Whether, as the Sierra Club claims, the district court misunderstood what kind of EIS it was seeking, and accordingly considered the issue under the wrong standard, is irrelevant. With a project-specific EIS such as the Sierra Club claims to have sought, the standard is whether the Forest Service’s FONSI was arbitrary and capricious. See Marsh v. Oregon Natural Resources Council, 490 U.S. 360, 376-78, 109 S.Ct. 1851, 1860-61, 104 L.Ed.2d 377 (1989). Because we found the EA adequate, all we need consider is whether the Forest Service’s FONSI was arbitrary or capricious. On our review, we find the Service thoughtfully reviewed the EA and reasonably concluded a FONSI was appropriate. We hold there was no requirement for the Forest Service to prepare a site specific EIS.
We affirm the order granting summary judgment to the Forest Service.
. Land and Resource Management Plan-Black Hills National Forest at 1-1 [Forest Plan].
. The purpose of NEPA is to ensure that government agencies act on full information and that interested groups have access to such information. NEPA thus imposes procedural requirements, but not substantive results on agencies such as the Forest Service. Marsh v. Oregon Natural Resources Council, 490 U.S. 360, 371, 109 S.Ct. 1851, 1858, 104 L.Ed.2d 377 (1989); Vermont Yankee Nuclear Power Corp. v. Natural Resources Defense Council, Inc., 435 U.S. 519, 98 S.Ct. 1197, 55 L.Ed.2d 460 (1978).
. An “objective” is a measurable result relating to a plan goal that is intended to be achieved within a certain time.
. Finding of no significant impact
[(FONSI)] means a document by a Federal agency briefly presenting the reasons why an action ... will not have a significant effect on the human environment and for which an envi*838ronmental impact statement therefore will not be prepared.
40 C.F.R. § 1508.13.
. As used here, "the Sierra Club” denotes all appellants which includes the Black Hill Chapter of the Sierra Club and the Native Ecosystems Council.

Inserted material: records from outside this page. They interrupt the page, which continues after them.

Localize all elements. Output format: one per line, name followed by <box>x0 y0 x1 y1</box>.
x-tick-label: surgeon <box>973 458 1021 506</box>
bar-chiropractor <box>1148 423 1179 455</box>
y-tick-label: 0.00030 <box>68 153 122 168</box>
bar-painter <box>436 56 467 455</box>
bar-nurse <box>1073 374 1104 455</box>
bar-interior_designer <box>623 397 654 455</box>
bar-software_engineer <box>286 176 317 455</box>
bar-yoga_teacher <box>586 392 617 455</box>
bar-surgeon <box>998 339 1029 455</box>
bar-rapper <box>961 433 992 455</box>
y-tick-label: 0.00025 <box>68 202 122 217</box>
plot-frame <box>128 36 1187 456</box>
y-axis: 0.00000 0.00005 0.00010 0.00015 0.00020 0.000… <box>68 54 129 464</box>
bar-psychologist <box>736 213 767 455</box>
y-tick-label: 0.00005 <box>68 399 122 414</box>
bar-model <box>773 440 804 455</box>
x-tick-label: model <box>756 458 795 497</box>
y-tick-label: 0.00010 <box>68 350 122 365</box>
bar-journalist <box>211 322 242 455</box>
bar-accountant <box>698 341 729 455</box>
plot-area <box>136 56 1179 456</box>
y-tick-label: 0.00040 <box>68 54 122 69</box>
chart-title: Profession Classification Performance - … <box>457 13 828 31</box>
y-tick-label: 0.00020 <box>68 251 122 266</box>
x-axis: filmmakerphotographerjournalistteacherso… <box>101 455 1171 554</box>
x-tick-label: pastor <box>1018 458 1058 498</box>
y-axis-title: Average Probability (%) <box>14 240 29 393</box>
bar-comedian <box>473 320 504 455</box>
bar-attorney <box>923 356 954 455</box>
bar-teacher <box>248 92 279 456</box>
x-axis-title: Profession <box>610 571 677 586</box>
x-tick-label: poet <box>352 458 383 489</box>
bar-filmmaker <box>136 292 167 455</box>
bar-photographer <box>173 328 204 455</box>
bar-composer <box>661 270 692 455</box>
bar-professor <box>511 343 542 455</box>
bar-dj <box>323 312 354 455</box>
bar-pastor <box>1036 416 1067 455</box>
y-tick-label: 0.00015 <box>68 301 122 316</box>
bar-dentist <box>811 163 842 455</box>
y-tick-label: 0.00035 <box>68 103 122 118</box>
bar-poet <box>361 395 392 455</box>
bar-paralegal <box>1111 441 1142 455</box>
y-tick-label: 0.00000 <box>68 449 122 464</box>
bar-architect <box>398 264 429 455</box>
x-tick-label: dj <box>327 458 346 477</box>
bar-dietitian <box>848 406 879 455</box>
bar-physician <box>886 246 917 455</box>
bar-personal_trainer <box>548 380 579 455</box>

. The Honorable Richard H. Battey, United States District Judge for the District of South Dakota.
. This section states:
Cumulative impact is the impact on the environment which results from the incremental impact of the action when added to other past, present, and reasonably foreseeable future actions regardless of what agency (Federal or non-Federal) or person undertakes such other actions. Cumulative impacts can result from individually minor but collectively significant actions taking place over a period of time.
. Habitat fragmentation refers to “the creation of a complex mosaic of spatial and successional habitats from formerly contiguous habitat. Loss of habitat ... threatenfs] the viability of wildlife populations, the components of biotic diversity.” John F. Lehmkuhl and Leonard F. Ruggiero, Forest Fragmentation in the Pacific Northwest and its Potential Effects on Wildlife, Appellant’s Appendix at 240. Biodiversity refers to the number of different species present in a given habitat.
. Photos of the Black Hills from the 1870s show the effect of forest management, especially fire prevention, has been to allow the expansion of forest into formerly open areas.